Forward propagation
Forward propagation is the process in a neural network where input data is passed through the layers to produce an output or prediction. It proceeds through the following steps.
- Input: The input data (features) is fed into the network.
- Linear transformation (weighted sum): Each neuron multiplies the input by a weight (which represents the relative importance of the input) and adds a constant value—a bias term, which allows the neuron to activate even when the input values are zero.
- Non-linear transformation (activation): The weighted sum is passed through an activation function, which introduces non-linearity, enabling the network to learn complex relationships rather than just simple ones.
- Layer-by-layer propagation. The activated output becomes the input to the next layer. This sequence of weighted sums and activations continues across the hidden layers, allowing the network to gradually extract and refine patterns from the data.

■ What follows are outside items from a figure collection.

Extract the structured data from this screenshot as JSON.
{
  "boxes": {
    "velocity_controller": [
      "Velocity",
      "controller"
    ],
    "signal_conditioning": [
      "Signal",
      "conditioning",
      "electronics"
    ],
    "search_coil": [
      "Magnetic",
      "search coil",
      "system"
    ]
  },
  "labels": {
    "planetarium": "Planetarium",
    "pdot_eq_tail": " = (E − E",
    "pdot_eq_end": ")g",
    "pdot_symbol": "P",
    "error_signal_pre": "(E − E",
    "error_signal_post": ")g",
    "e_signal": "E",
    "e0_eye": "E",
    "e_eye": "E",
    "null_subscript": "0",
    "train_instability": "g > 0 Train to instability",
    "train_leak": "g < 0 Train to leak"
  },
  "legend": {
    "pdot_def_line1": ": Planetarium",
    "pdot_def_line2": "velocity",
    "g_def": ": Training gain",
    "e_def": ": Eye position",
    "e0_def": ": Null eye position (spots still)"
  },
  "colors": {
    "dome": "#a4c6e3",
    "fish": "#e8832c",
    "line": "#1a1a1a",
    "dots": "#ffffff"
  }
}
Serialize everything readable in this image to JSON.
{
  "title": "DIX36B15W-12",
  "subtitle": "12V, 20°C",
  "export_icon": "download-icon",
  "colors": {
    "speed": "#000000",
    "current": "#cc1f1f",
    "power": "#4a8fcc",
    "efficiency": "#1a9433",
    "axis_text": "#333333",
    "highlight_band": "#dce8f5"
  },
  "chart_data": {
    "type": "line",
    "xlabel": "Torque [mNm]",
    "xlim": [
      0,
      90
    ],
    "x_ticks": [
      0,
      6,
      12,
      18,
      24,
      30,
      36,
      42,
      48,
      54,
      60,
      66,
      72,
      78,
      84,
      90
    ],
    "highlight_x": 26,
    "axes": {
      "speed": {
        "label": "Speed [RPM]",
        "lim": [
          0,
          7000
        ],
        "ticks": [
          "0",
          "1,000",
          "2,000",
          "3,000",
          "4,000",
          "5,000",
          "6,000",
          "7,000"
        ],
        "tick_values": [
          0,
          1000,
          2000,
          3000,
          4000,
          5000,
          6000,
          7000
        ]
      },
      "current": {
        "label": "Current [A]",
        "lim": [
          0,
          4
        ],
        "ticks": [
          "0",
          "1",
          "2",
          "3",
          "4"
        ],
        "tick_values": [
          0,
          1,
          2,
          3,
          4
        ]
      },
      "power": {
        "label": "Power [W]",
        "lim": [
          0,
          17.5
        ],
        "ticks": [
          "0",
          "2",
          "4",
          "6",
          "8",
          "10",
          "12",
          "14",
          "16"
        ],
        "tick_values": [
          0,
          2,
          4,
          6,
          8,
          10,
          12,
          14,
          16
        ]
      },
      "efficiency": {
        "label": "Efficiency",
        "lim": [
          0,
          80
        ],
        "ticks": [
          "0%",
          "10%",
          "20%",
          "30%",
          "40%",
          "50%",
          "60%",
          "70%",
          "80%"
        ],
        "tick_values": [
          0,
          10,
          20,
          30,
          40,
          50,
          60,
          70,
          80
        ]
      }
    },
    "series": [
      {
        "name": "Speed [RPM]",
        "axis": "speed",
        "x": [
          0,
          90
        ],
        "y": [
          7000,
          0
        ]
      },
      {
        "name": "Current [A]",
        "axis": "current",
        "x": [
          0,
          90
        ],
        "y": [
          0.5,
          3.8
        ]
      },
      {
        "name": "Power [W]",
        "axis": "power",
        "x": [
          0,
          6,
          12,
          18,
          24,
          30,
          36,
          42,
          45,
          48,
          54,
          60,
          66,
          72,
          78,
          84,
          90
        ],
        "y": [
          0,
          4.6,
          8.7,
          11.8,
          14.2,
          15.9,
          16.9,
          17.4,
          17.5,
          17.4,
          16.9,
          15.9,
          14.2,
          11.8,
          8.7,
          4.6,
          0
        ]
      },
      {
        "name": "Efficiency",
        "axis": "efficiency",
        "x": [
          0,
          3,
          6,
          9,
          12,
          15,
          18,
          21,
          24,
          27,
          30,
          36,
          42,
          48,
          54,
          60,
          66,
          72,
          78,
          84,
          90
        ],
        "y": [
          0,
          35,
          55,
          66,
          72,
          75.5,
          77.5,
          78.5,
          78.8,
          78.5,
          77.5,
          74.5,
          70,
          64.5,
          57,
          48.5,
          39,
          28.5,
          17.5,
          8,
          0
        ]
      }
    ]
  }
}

- Output: The final (output) layer produces the prediction.
Forward propagation produces the network’s prediction. To improve accuracy, the network then needs to learn from its mistakes.
This is done through backpropagation. The network compares its output with the correct, or target, value using a loss function, which measures the error. That error is then propagated backward through the network to determine how much each weight and bias contributed to the result.
Based on this information, the network updates its parameters by applying an optimization method such as gradient descent.
Forward propagation is used in image recognition, natural language processing (NLP) tasks like sentiment analysis, autonomous systems, financial forecasting, speech recognition, etc.